Had the woman been White, she would have had a higher chance of finding a tissue match within the Caucasian-dominated library of willing donors.
Instead, given her mixed-race heritage, specialists turned to another source of stem cells that could potentially provide the seeds for new, healthy bone marrow – umbilical cord blood.
Unlike most tissue transplants, blood from a newborn’s umbilicus doesn’t require a perfect immunological match between the host and donor. Since the 1990s, more than 35,000 leukemia patients around the world have received a cord blood donation.
While it’s a prime choice of treatment for AML, cord blood takes weeks to settle in and generate sufficient white cells to keep infections at bay. This makes it a rather poor option for anybody dealing with a persistent deadly infection.
To circumvent this problem, the patient’s medical team devised a two-pronged strategy – receive infusions of blood from a compatible relative to provide her with a temporary defense, and cord stem cells that can slowly generate white cells.
As an added fortune, the cord cells the patient received came with a bonus talent. Their DNA carried two copies of the CCR5 delta-32 mutation.
This small genetic difference alters the expression of the CCR5 co-receptor, the doorway most strains of HIV use to gain entry into the body’s cells. Without easy access into white blood cells, the virus can’t slide inside and destroy them.
Around three months after her transplant, all of the patient’s T white blood cells and myeloid cells (white cells that gobble up invaders) were derived not from her old marrow, or her relative’s blood, but from the stem cells in the cord blood.
That means they all featured the protective version of the CCR5 co-receptor, locking out her HIV for good.

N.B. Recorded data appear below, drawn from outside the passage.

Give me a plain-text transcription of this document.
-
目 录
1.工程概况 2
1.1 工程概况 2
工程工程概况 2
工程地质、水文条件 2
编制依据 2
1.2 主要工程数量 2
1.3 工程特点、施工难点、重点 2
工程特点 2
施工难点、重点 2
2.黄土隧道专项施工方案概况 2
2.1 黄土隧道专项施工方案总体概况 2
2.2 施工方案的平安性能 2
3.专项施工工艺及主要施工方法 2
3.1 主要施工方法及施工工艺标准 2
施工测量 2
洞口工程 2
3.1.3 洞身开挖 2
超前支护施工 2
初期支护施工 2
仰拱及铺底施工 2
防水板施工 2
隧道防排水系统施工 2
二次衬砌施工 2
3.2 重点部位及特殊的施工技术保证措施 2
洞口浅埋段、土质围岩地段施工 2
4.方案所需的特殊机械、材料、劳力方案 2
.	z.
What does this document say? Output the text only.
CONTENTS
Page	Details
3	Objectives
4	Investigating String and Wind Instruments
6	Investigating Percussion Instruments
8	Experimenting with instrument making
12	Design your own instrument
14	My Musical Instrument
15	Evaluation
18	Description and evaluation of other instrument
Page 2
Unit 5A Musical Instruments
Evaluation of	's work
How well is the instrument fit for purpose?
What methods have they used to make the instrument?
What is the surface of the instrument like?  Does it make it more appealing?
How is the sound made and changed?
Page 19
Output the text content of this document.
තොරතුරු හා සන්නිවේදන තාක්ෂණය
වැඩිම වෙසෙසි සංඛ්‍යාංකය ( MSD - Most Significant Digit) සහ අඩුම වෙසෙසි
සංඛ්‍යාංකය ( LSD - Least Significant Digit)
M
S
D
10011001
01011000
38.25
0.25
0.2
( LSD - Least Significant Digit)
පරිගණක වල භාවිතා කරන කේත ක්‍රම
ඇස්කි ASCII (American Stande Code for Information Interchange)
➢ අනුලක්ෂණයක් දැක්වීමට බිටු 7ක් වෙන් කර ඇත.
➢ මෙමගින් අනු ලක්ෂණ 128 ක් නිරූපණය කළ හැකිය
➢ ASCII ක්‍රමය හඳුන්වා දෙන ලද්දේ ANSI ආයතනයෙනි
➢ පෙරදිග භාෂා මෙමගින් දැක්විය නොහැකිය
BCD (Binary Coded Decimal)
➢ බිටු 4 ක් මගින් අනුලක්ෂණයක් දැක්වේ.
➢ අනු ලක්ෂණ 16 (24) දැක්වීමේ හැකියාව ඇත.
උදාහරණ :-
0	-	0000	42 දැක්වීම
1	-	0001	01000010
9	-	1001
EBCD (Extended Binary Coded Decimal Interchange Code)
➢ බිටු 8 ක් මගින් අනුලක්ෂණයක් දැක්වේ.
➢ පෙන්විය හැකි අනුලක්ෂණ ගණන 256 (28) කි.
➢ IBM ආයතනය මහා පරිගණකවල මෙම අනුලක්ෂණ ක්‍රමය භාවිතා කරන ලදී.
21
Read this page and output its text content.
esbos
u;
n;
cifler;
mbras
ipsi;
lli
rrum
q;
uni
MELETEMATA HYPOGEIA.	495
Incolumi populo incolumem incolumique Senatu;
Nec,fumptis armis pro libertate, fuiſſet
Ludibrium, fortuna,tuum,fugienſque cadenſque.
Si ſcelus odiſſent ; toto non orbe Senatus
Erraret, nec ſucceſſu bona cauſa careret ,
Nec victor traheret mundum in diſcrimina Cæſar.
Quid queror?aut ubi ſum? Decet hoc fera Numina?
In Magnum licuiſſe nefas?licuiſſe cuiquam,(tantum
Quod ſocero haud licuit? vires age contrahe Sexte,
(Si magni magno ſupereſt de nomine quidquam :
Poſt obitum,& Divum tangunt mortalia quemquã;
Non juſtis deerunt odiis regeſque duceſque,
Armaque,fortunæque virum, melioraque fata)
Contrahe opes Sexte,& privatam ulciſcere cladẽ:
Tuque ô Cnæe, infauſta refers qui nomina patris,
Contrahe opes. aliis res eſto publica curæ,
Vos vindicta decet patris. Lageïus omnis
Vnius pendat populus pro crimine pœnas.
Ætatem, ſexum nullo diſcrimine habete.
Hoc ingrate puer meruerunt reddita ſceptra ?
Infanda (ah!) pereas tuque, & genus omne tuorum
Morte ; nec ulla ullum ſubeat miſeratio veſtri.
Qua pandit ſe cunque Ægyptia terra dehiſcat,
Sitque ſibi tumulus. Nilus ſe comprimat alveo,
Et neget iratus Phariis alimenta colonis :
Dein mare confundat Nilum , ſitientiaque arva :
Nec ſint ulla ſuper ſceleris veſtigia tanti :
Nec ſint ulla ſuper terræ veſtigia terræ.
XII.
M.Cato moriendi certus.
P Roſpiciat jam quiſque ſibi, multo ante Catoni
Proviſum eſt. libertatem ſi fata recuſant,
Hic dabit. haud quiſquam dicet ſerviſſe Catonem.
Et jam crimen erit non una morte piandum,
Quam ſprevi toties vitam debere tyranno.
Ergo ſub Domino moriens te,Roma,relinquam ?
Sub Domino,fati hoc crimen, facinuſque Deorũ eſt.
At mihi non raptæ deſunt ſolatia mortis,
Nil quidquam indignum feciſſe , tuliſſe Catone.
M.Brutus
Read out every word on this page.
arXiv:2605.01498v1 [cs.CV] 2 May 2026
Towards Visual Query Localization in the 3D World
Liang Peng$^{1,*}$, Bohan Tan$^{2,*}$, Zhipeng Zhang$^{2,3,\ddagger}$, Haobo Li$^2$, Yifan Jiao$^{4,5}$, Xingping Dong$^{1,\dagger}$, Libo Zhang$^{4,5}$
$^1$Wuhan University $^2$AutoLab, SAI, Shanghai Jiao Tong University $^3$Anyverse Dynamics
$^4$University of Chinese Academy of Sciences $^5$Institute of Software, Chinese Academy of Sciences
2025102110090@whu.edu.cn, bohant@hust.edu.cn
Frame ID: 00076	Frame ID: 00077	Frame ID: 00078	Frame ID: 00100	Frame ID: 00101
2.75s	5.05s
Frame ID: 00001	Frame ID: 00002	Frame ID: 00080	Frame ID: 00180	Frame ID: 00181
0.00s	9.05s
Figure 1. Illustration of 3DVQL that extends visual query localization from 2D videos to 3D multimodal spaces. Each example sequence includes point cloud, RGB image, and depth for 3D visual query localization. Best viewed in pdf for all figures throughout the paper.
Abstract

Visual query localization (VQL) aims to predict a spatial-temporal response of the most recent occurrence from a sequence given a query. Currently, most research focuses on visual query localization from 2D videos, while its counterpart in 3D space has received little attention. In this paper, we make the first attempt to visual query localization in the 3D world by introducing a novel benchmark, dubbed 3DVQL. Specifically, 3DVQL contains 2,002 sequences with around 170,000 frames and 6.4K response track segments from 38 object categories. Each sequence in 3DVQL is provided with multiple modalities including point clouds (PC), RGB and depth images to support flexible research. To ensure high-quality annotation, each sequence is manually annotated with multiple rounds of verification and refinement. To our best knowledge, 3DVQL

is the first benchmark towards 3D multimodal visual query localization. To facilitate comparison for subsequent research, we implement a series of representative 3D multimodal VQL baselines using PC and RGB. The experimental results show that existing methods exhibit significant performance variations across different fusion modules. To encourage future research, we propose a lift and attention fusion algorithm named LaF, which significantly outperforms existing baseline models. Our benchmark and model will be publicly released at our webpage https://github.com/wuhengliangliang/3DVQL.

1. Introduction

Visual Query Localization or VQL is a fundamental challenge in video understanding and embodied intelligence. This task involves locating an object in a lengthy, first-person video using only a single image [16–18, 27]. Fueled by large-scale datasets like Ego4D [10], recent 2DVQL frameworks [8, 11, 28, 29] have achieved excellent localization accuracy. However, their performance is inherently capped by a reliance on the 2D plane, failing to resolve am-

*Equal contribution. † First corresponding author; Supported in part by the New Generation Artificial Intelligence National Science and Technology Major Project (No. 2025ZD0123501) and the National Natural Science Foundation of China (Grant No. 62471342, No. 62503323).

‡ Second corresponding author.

Since then the patient has stopped all anti-retroviral medication, showing no signs of active HIV particles.
Cord blood stem cells have a lot going for them as a form of leukemia therapy, compared with more traditional forms of blood stem cells from a donor. For one thing, there appears to be a reduced risk of relapse.
What’s more, side-effects that are common among marrow transplants, such as graft versus host disease, are less likely. In fact, the patient in this case left hospital just 17 days after her treatment.
Most excitingly, the fact that umbilical cord blood is more forgiving in terms of compatibility between donors and hosts means people from diverse ethnic and racial backgrounds could at last be eligible.
The researchers presented their preliminary findings at the 2022 Conference on Retroviruses and Opportunistic Infections, though are yet to publish or make their research publicly available.
This isn’t to say this new therapy would be available to all people living with HIV, at least not any time soon. The risks involved still mean it’s an option only available for treating life-threatening blood cancers, with the chance of curing HIV a prospective bonus.
But for those handfuls of eligible patients hit with both a cancer and HIV diagnosis, it’s a thin silver lining that gives hope for a slightly brighter future.